We watched Kissing Jessica Stein again today, I guess for the first time since we first got it and watched it. If you're not familiar, it's about two girls, one a conservative, neurotic, Jewish woman (Jessica), the other a free spirit that runs an art gallery (Helen). Both are 30ish and disenchanted with dating and relationships, so Helen places a personal ad, and Jessica answers it. This is not, however, a "gay movie."
I admit that the reason I wanted to see the movie was that I knew two chicks would hook-up, but while it is an interesting twist to a relationship movie, it's still, first and foremost, a relationship movie. The thing is that it's one of the best I've seen. It conveys a lot of real, genuine moments between interesting characters. The porch scene between Jessica and her mom is brilliant and unexpected.
Jennifer Westfeldt and Heather Juergensen not only starred in it as Jessica and Helen, respectively, but they also wrote and produced it.

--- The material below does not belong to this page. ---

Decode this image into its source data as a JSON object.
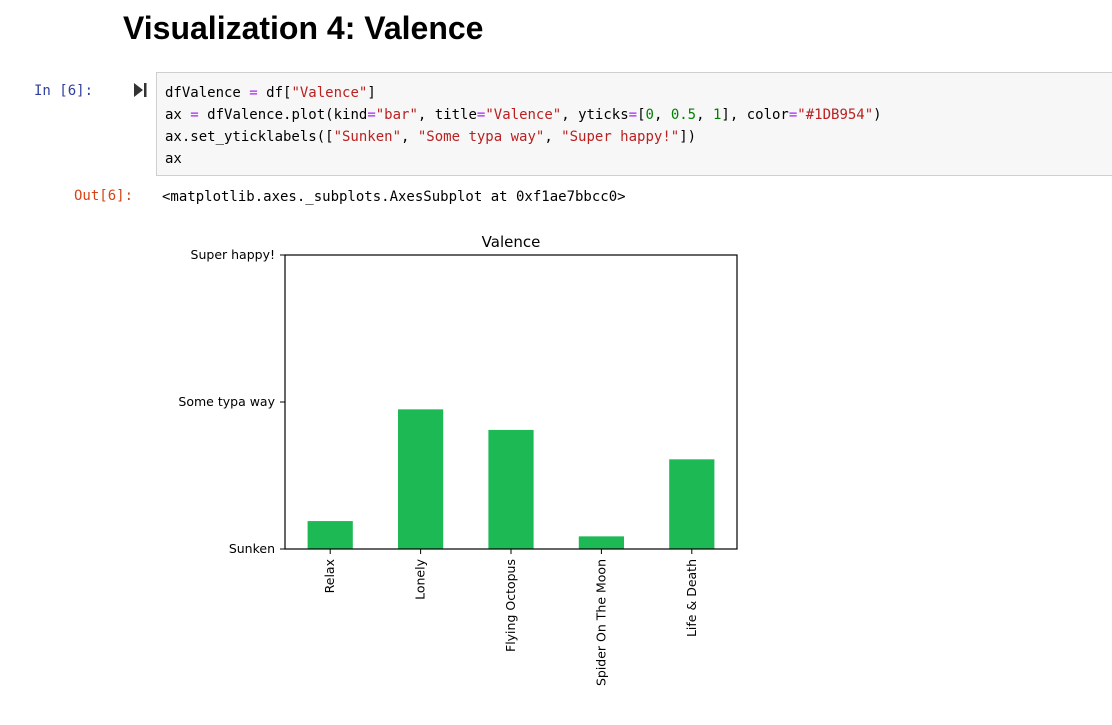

That takes a lot of balls and confidence to believe enough in what you're doing to put your entire career on the line like that. Both have since done a little acting, but they haven't written anything else. That's a bummer. I'd go see anything they decided to write.
Of course this got me to thinking about filmmaking again. It's yet another thing I want to do, but I just don't know how to make the time. I wrote a screenplay, and while Robert Rodriguez says you should just make whatever you write, my screenplay is barely a draft. It's certainly no movie.
Recently I started to think about doing some very short films, maybe five minutes a piece, with a fairly ridiculous premise. They'd be pretty easy to shoot, and I think easy to write.
The problem is time. There are so many things I want to do, and I can't find the time. I just submitted another book proposal, I've got software to write, volleyball gets hardcore as of next week, and I generally spend too much time in between fucking around.
The thing that makes me hopeful that I can write, shoot and cut something this year (considering I've had Avid for years and cut nothing more complex than a wedding), is that a year ago I never thought I'd write a book. Well, it'll be on the shelf in less than three months. Weirder shit has happened!